En démissionnant récemment de son poste de secrétaire national à l’économie et la fiscalité du PS, Eric Besson, qui m’a l’air largement plus intègre que la moyenne des apparatchiks socialistes, a sévèrement critiqué la campagne présidentielle menée par Ségolène Royal. Aussi bien sur la forme (entourage peu crédible, conseillers incompétents (les « truffes » de B Tapie..), mise à l’écart des éléphants du parti à la carrure pourtant avérée, amateurisme global, et désinvolture à son égard), que sur le fond (archaïsme d’une ligne économique toujours ambiguë vis a vis de l’économie de marché et souvent plus proche de la « rupture avec le capitalisme », déconnexion entre l’économie et le social, etc.).

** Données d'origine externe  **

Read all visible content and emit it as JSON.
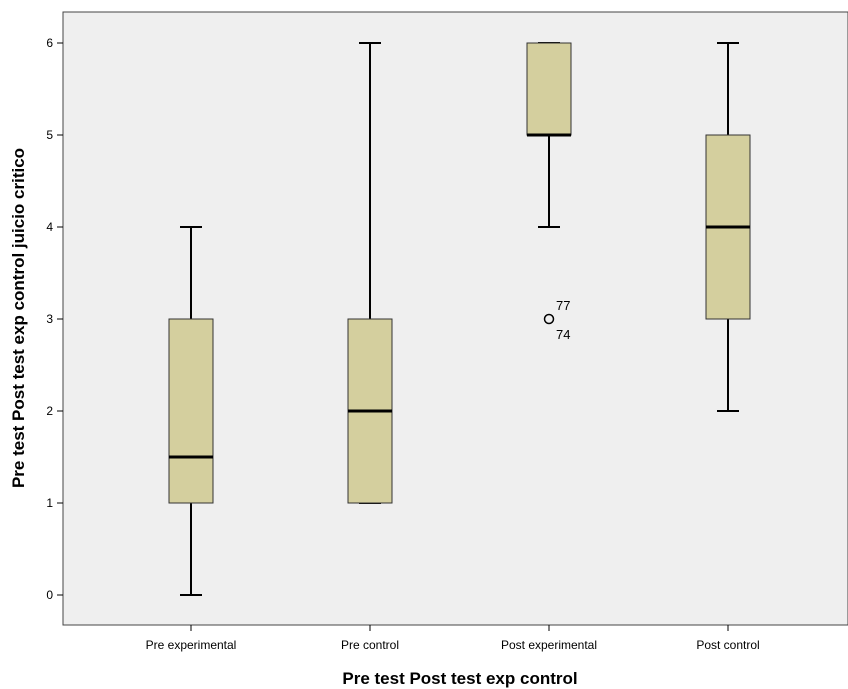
{
  "chart_data": {
    "type": "boxplot",
    "title": "",
    "xlabel": "Pre test Post test exp control",
    "ylabel": "Pre test Post test exp control juicio critico",
    "ylim": [
      -0.33,
      6.35
    ],
    "yticks": [
      0,
      1,
      2,
      3,
      4,
      5,
      6
    ],
    "categories": [
      "Pre experimental",
      "Pre control",
      "Post experimental",
      "Post control"
    ],
    "boxes": [
      {
        "category": "Pre experimental",
        "min": 0,
        "q1": 1,
        "median": 1.5,
        "q3": 3,
        "max": 4,
        "outliers": []
      },
      {
        "category": "Pre control",
        "min": 1,
        "q1": 1,
        "median": 2,
        "q3": 3,
        "max": 6,
        "outliers": []
      },
      {
        "category": "Post experimental",
        "min": 4,
        "q1": 5,
        "median": 5,
        "q3": 6,
        "max": 6,
        "outliers": [
          {
            "value": 3,
            "labels": [
              "77",
              "74"
            ]
          }
        ]
      },
      {
        "category": "Post control",
        "min": 2,
        "q1": 3,
        "median": 4,
        "q3": 5,
        "max": 6,
        "outliers": []
      }
    ],
    "grid": false,
    "colors": {
      "box_fill": "#d4cf9e",
      "plot_bg": "#efefef",
      "line": "#000000"
    }
  }
}
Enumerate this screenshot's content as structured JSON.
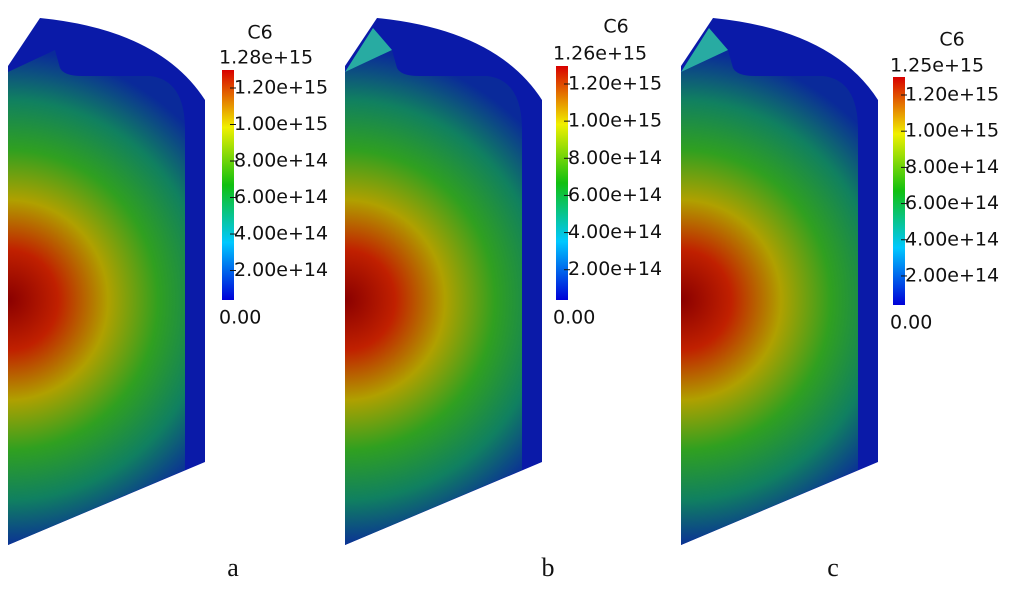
{
  "panels": [
    {
      "title": "C6",
      "max": "1.28e+15",
      "ticks": [
        "1.20e+15",
        "1.00e+15",
        "8.00e+14",
        "6.00e+14",
        "4.00e+14",
        "2.00e+14"
      ],
      "min": "0.00",
      "caption": "a"
    },
    {
      "title": "C6",
      "max": "1.26e+15",
      "ticks": [
        "1.20e+15",
        "1.00e+15",
        "8.00e+14",
        "6.00e+14",
        "4.00e+14",
        "2.00e+14"
      ],
      "min": "0.00",
      "caption": "b"
    },
    {
      "title": "C6",
      "max": "1.25e+15",
      "ticks": [
        "1.20e+15",
        "1.00e+15",
        "8.00e+14",
        "6.00e+14",
        "4.00e+14",
        "2.00e+14"
      ],
      "min": "0.00",
      "caption": "c"
    }
  ]
}
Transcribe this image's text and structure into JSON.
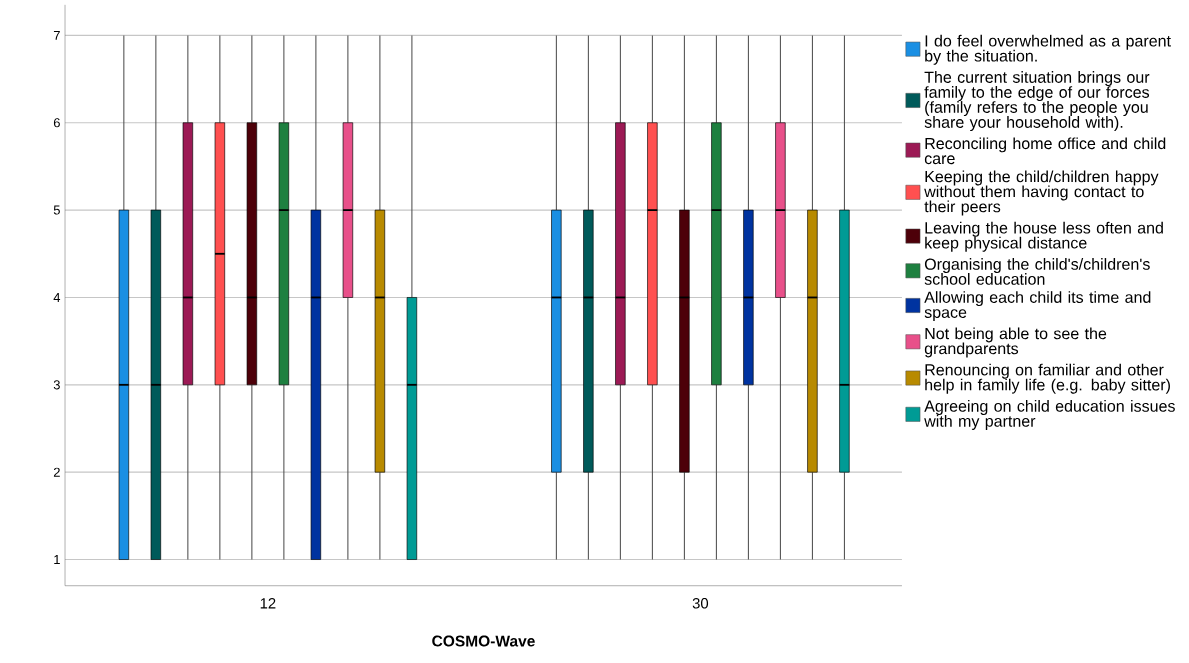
{
  "chart_data": {
    "type": "box",
    "xlabel": "COSMO-Wave",
    "categories": [
      "12",
      "30"
    ],
    "ylim": [
      0.7,
      7.35
    ],
    "yticks": [
      1,
      2,
      3,
      4,
      5,
      6,
      7
    ],
    "grid": "y",
    "legend": "right",
    "series": [
      {
        "name": "I do feel overwhelmed as a parent by the situation.",
        "color": "#1a8fe3",
        "boxes": [
          {
            "low": 1,
            "q1": 1,
            "median": 3,
            "q3": 5,
            "high": 7
          },
          {
            "low": 1,
            "q1": 2,
            "median": 4,
            "q3": 5,
            "high": 7
          }
        ]
      },
      {
        "name": "The current situation brings our family to the edge of our forces (family refers to the people you share your household with).",
        "color": "#005a5a",
        "boxes": [
          {
            "low": 1,
            "q1": 1,
            "median": 3,
            "q3": 5,
            "high": 7
          },
          {
            "low": 1,
            "q1": 2,
            "median": 4,
            "q3": 5,
            "high": 7
          }
        ]
      },
      {
        "name": "Reconciling home office and child care",
        "color": "#9c1a55",
        "boxes": [
          {
            "low": 1,
            "q1": 3,
            "median": 4,
            "q3": 6,
            "high": 7
          },
          {
            "low": 1,
            "q1": 3,
            "median": 4,
            "q3": 6,
            "high": 7
          }
        ]
      },
      {
        "name": "Keeping the child/children happy without them having contact to their peers",
        "color": "#ff5050",
        "boxes": [
          {
            "low": 1,
            "q1": 3,
            "median": 4.5,
            "q3": 6,
            "high": 7
          },
          {
            "low": 1,
            "q1": 3,
            "median": 5,
            "q3": 6,
            "high": 7
          }
        ]
      },
      {
        "name": "Leaving the house less often and keep physical distance",
        "color": "#4d0009",
        "boxes": [
          {
            "low": 1,
            "q1": 3,
            "median": 4,
            "q3": 6,
            "high": 7
          },
          {
            "low": 1,
            "q1": 2,
            "median": 4,
            "q3": 5,
            "high": 7
          }
        ]
      },
      {
        "name": "Organising the child's/children's school education",
        "color": "#1e8040",
        "boxes": [
          {
            "low": 1,
            "q1": 3,
            "median": 5,
            "q3": 6,
            "high": 7
          },
          {
            "low": 1,
            "q1": 3,
            "median": 5,
            "q3": 6,
            "high": 7
          }
        ]
      },
      {
        "name": "Allowing each child its time and space",
        "color": "#0033a0",
        "boxes": [
          {
            "low": 1,
            "q1": 1,
            "median": 4,
            "q3": 5,
            "high": 7
          },
          {
            "low": 1,
            "q1": 3,
            "median": 4,
            "q3": 5,
            "high": 7
          }
        ]
      },
      {
        "name": "Not being able to see the grandparents",
        "color": "#e8508a",
        "boxes": [
          {
            "low": 1,
            "q1": 4,
            "median": 5,
            "q3": 6,
            "high": 7
          },
          {
            "low": 1,
            "q1": 4,
            "median": 5,
            "q3": 6,
            "high": 7
          }
        ]
      },
      {
        "name": "Renouncing on familiar and other help in family life (e.g. baby sitter)",
        "color": "#b88a00",
        "boxes": [
          {
            "low": 1,
            "q1": 2,
            "median": 4,
            "q3": 5,
            "high": 7
          },
          {
            "low": 1,
            "q1": 2,
            "median": 4,
            "q3": 5,
            "high": 7
          }
        ]
      },
      {
        "name": "Agreeing on child education issues with my partner",
        "color": "#009b95",
        "boxes": [
          {
            "low": 1,
            "q1": 1,
            "median": 3,
            "q3": 4,
            "high": 7
          },
          {
            "low": 1,
            "q1": 2,
            "median": 3,
            "q3": 5,
            "high": 7
          }
        ]
      }
    ]
  }
}
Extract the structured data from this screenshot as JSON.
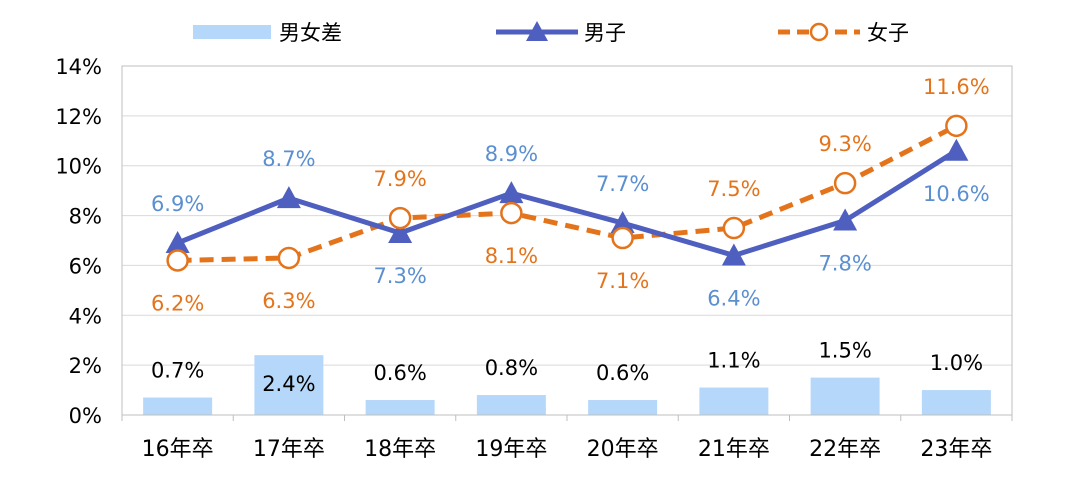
{
  "chart_data": {
    "type": "bar+line",
    "categories": [
      "16年卒",
      "17年卒",
      "18年卒",
      "19年卒",
      "20年卒",
      "21年卒",
      "22年卒",
      "23年卒"
    ],
    "series": [
      {
        "name": "男女差",
        "kind": "bar",
        "values": [
          0.7,
          2.4,
          0.6,
          0.8,
          0.6,
          1.1,
          1.5,
          1.0
        ],
        "labels": [
          "0.7%",
          "2.4%",
          "0.6%",
          "0.8%",
          "0.6%",
          "1.1%",
          "1.5%",
          "1.0%"
        ],
        "color": "#b5d7fa",
        "label_color": "#000000"
      },
      {
        "name": "男子",
        "kind": "line",
        "marker": "triangle",
        "values": [
          6.9,
          8.7,
          7.3,
          8.9,
          7.7,
          6.4,
          7.8,
          10.6
        ],
        "labels": [
          "6.9%",
          "8.7%",
          "7.3%",
          "8.9%",
          "7.7%",
          "6.4%",
          "7.8%",
          "10.6%"
        ],
        "color": "#4f5fbf",
        "label_color": "#5b8fd0"
      },
      {
        "name": "女子",
        "kind": "line",
        "marker": "circle",
        "dashed": true,
        "values": [
          6.2,
          6.3,
          7.9,
          8.1,
          7.1,
          7.5,
          9.3,
          11.6
        ],
        "labels": [
          "6.2%",
          "6.3%",
          "7.9%",
          "8.1%",
          "7.1%",
          "7.5%",
          "9.3%",
          "11.6%"
        ],
        "color": "#e4741c",
        "label_color": "#e4741c"
      }
    ],
    "y_ticks": [
      "0%",
      "2%",
      "4%",
      "6%",
      "8%",
      "10%",
      "12%",
      "14%"
    ],
    "ylim": [
      0,
      14
    ],
    "grid": true,
    "legend_position": "top"
  }
}
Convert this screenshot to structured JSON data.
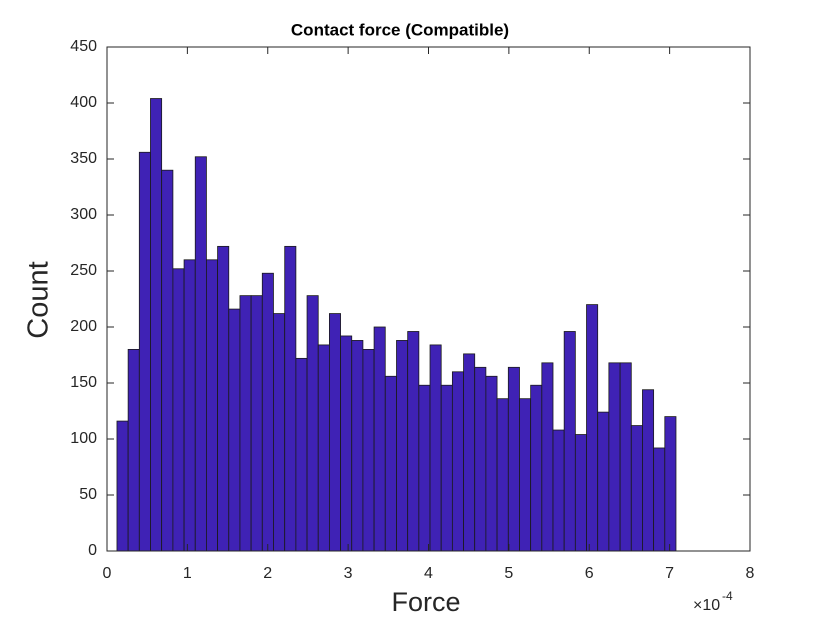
{
  "chart_data": {
    "type": "histogram",
    "title": "Contact force (Compatible)",
    "xlabel": "Force",
    "ylabel": "Count",
    "x_scale_base": "×10",
    "x_scale_exponent": "-4",
    "bins": [
      0.124,
      0.263,
      0.402,
      0.541,
      0.68,
      0.82,
      0.959,
      1.098,
      1.237,
      1.376,
      1.515,
      1.654,
      1.793,
      1.932,
      2.071,
      2.211,
      2.35,
      2.489,
      2.628,
      2.767,
      2.906,
      3.045,
      3.184,
      3.323,
      3.462,
      3.602,
      3.741,
      3.88,
      4.019,
      4.158,
      4.297,
      4.436,
      4.575,
      4.714,
      4.853,
      4.993,
      5.132,
      5.271,
      5.41,
      5.549,
      5.688,
      5.827,
      5.966,
      6.105,
      6.244,
      6.384,
      6.523,
      6.662,
      6.801,
      6.94,
      7.079
    ],
    "values": [
      116,
      180,
      356,
      404,
      340,
      252,
      260,
      352,
      260,
      272,
      216,
      228,
      228,
      248,
      212,
      272,
      172,
      228,
      184,
      212,
      192,
      188,
      180,
      200,
      156,
      188,
      196,
      148,
      184,
      148,
      160,
      176,
      164,
      156,
      136,
      164,
      136,
      148,
      168,
      108,
      196,
      104,
      220,
      124,
      168,
      168,
      112,
      144,
      92,
      120
    ],
    "color": "#3f22b5",
    "edgecolor": "#1a1a1a",
    "xlim": [
      0,
      8
    ],
    "xticks": [
      0,
      1,
      2,
      3,
      4,
      5,
      6,
      7,
      8
    ],
    "ylim": [
      0,
      450
    ],
    "yticks": [
      0,
      50,
      100,
      150,
      200,
      250,
      300,
      350,
      400,
      450
    ]
  }
}
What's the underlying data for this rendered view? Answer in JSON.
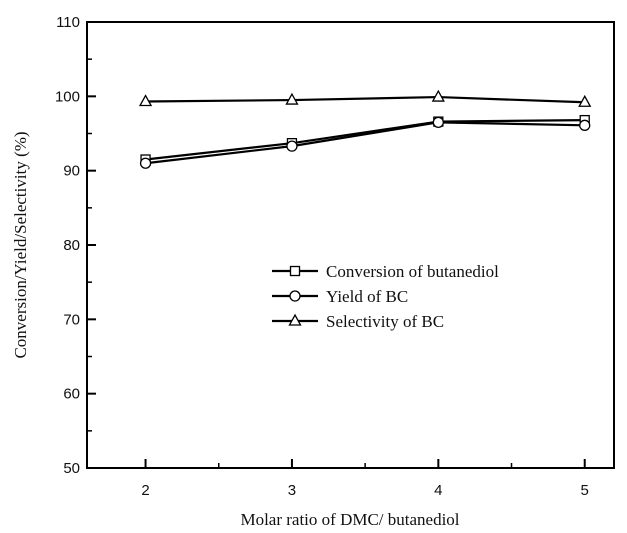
{
  "chart_data": {
    "type": "line",
    "title": "",
    "xlabel": "Molar ratio of DMC/ butanediol",
    "ylabel": "Conversion/Yield/Selectivity (%)",
    "x": [
      2,
      3,
      4,
      5
    ],
    "xlim": [
      1.6,
      5.2
    ],
    "ylim": [
      50,
      110
    ],
    "xticks": [
      2,
      3,
      4,
      5
    ],
    "yticks": [
      50,
      60,
      70,
      80,
      90,
      100,
      110
    ],
    "grid": false,
    "legend_position": "center-right",
    "series": [
      {
        "name": "Conversion of butanediol",
        "marker": "square",
        "color": "#000000",
        "values": [
          91.5,
          93.7,
          96.6,
          96.8
        ]
      },
      {
        "name": "Yield of  BC",
        "marker": "circle",
        "color": "#000000",
        "values": [
          91.0,
          93.3,
          96.5,
          96.1
        ]
      },
      {
        "name": "Selectivity of BC",
        "marker": "triangle",
        "color": "#000000",
        "values": [
          99.3,
          99.5,
          99.9,
          99.2
        ]
      }
    ]
  }
}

Plus intéressant, Besson, faisant référence à sa « relation cordiale » avec Sarkozy, a pu dire : « Il n’y a qu’en France que l’on se croit obligé de haïr ceux du camp politique opposé. » (1)

 Réflexion intéressante…Faut-il haïr son ennemi ? Est-ce une spécificité Française ? La référence martiale n’est pas anodine, et l’extrapolation du terrain politique au terrain militaire, à mon avis légitime.

Jusqu’en 1914, nous vivions en Europe selon un « ordre européen », fondé sur la conscience forte d’une appartenance à une même famille de peuples entre lesquels les guerres devaient rester limitées et soumises au « droit des gens européens ou jus publicum europeum » (2) défini en 1648 sur les ruines de la chrétienté, lors du traité de Westphalie qui mit fin aux désastres des guerres de religion et de la guerre de trente ans. Ce droit européen impliquait une parfaite symétrie entre les états. Chacun reconnaissait que la cause des autres était juste. Cette conception permettait de négocier des traités avec l’ennemi de la veille sans en faire un criminel. Il était seulement un adversaire ayant lutté pour une cause juste. Et il pouvait devenir l’allié du lendemain.

Ce droit européen fut contesté une première fois durant les guerres de la Révolution. Les révolutionnaires Français donnèrent en effet d’emblée à leur guerre un caractère idéologique, prétendant au monopole de la juste cause et justifiant la haine illimitée de l’ennemi (les « tyrans »). Le XIX éme siècle renoua avec la pratique des conférences et du respect de l’adversaire mais tout rebascula de nouveau en 1914, puis en 1939, deux guerres civiles européennes dramatiques, suicidaires. Pour Dominique Venner, « le concert européen reposait sur des valeurs de civilisation communes à toutes les élites dirigeantes » (3) « Or, depuis la fin du XIX éme siècle, la démocratisation de la vie publique, l’arrivée au pouvoir de couches nouvelles, remettent en cause ce véritable club international qui avait jusque la géré les affaires européennes. » (4) En d’autres termes, les valeurs fondatrices de la civilisation européenne avait été abandonnées au profit des passions nationalistes et des haines entre européens. Cette mobilisation passionnelle, cette haine de l’ennemi, ne doit rien aux principes de l’ancienne Europe, respectueuse du jus publicum europaeum, car elle est un héritage direct de la Révolution Française.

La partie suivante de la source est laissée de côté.